При упоминании маминого ресторана мои зубы скрипнули. Я его отберу, чего бы мне это ни стоило, а этого урода уничтожу и поставлю на биржу труда!

— Нет, Олег, я просто решил, что пора сделать Вознесенским одолжение. Избавить их от дурной наследственности.

Друг нахмурился и взял из моих рук бокал.

— Только не говори мне, что все же настроился на киллера. Я думал, это не твои методы.

— Нет, до киллера я вряд ли дойду. Просто пора бы и мне задуматься о будущем, а то уже тридцать шесть лет стукнуло, а я все еще не озаботился проблемами наследования своей империи.

Олег ошалело уставился на меня. Потом посмотрел на папку на моем столе с результатами слежки за Витюшей и его женушкой. Потом опять на меня. Затем его взгляд неприлично уставился между ног, словно из моих штанов сейчас выпрыгнут эти самые наследники.

— Дырку прожжешь. А мне еще этим местом биоматериал для мадам Вознесенской добывать. Так что, — я вытянул вперед руку для тоста, — давай-ка выпьем за мое скорое отцовство!

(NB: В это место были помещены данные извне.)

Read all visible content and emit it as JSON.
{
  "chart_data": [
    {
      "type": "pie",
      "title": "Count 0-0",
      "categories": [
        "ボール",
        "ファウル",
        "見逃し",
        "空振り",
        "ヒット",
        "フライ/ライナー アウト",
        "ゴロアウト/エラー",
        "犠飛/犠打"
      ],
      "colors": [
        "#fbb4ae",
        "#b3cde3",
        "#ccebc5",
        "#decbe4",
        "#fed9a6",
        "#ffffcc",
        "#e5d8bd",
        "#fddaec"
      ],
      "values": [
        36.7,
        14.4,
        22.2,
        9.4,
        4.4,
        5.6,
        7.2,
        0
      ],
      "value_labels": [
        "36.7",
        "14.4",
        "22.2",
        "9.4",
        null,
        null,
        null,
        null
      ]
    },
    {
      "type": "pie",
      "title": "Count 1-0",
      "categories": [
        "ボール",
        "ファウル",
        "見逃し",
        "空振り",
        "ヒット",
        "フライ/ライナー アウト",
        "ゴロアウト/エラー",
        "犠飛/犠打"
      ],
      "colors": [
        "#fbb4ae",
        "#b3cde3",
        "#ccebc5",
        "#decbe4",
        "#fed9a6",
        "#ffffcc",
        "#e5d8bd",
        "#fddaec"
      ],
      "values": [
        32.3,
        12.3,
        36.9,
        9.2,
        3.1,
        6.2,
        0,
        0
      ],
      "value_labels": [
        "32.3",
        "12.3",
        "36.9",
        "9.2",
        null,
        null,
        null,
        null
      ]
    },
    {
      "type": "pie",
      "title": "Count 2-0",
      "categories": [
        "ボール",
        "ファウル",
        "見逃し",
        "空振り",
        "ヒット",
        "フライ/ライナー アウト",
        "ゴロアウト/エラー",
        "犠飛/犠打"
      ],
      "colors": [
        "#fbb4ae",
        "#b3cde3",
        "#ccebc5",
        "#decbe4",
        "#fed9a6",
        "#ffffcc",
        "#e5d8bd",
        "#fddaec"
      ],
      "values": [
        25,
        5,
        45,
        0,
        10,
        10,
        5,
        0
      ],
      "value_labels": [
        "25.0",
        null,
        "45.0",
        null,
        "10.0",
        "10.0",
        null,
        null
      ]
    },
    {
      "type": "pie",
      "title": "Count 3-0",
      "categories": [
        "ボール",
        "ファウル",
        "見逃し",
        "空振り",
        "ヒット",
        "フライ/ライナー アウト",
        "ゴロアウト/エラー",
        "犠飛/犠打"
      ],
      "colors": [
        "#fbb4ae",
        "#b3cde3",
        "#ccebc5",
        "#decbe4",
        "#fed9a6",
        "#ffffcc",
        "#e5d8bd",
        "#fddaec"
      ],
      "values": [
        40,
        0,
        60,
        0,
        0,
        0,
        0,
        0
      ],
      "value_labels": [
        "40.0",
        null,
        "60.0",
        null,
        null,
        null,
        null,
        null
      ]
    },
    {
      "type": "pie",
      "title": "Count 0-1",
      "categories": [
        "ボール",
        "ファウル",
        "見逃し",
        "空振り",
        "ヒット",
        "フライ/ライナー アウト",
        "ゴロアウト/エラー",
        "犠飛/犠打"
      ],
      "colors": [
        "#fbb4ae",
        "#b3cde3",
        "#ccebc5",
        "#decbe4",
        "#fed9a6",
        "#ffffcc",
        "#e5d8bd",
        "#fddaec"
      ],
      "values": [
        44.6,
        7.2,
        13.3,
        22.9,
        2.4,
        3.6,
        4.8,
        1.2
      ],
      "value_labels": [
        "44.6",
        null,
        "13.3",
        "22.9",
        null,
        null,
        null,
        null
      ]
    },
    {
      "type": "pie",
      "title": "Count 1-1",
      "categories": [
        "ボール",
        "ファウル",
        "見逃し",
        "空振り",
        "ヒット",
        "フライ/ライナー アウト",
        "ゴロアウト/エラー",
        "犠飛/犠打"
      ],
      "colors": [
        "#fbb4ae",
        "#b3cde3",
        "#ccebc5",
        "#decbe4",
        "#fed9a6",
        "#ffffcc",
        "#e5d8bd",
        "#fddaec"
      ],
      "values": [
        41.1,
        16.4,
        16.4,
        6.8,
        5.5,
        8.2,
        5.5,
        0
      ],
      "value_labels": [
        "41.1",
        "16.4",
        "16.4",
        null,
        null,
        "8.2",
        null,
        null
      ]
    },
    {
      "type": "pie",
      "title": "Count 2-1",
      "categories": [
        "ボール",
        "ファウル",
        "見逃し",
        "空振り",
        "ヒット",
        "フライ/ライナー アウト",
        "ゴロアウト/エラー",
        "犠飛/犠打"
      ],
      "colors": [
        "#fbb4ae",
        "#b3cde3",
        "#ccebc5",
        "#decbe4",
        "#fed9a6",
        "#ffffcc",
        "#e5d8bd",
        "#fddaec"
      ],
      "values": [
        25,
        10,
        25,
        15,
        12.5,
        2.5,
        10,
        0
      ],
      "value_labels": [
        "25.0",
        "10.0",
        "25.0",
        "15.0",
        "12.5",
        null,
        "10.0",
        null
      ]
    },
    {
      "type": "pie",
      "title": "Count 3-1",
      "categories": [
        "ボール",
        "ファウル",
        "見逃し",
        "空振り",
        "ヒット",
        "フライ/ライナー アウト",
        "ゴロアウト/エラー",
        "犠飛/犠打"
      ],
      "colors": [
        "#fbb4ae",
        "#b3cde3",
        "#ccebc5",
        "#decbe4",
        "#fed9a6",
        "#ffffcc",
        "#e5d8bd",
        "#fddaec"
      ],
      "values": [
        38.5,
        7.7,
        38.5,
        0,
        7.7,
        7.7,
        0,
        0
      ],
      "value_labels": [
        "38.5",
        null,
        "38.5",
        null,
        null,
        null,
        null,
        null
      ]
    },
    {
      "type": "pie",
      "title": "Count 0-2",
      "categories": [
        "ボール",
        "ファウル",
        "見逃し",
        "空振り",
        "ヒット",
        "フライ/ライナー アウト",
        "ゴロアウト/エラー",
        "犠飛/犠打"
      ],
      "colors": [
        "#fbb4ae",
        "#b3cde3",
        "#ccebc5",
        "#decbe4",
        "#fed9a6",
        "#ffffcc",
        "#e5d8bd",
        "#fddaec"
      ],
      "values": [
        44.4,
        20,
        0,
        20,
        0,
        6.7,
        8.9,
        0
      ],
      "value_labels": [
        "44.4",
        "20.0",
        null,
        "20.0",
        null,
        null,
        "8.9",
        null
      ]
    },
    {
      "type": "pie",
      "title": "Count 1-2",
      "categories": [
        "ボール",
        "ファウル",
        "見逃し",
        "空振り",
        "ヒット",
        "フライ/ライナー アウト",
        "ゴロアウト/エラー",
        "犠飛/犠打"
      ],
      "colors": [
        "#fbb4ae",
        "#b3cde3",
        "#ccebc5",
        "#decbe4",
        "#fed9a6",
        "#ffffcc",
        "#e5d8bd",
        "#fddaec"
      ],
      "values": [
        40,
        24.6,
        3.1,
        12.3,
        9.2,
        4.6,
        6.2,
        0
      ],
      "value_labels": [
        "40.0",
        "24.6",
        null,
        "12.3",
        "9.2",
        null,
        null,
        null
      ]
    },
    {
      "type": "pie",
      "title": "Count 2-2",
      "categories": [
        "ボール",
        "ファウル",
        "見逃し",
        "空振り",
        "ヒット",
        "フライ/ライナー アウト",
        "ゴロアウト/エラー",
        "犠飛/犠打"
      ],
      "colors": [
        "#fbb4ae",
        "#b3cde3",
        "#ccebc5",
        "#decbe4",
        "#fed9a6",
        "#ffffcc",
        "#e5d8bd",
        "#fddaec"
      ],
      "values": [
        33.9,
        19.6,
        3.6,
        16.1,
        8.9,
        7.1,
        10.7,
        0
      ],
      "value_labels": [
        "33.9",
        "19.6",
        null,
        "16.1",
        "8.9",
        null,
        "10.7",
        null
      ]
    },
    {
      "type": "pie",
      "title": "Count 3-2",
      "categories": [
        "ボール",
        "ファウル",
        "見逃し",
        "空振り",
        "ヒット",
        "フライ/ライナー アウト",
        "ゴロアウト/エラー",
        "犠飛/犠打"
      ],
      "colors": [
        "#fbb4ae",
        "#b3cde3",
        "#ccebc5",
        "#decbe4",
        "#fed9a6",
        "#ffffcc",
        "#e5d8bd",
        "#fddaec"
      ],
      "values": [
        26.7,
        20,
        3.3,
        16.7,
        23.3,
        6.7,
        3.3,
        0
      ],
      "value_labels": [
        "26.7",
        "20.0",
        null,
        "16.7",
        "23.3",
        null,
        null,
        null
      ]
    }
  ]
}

Олег застыл с протянутой рукой, и я сам чокнулся о его бокал. Пока друг вспоминал самые эпичные нецензурные слова, по его мнению подходящие к моему поступку, я еще раз оценил свою идею.

В принципе, мысль прекрасная. Витюша хочет внука Вознесенского? Ну что ж, придется потерпеть, а там уже и бизнес его дожму. Десять лет, как этот упырь забрал то, что принадлежит мне. И десять лет, как я пытаюсь это вернуть. Все это слишком затянулось.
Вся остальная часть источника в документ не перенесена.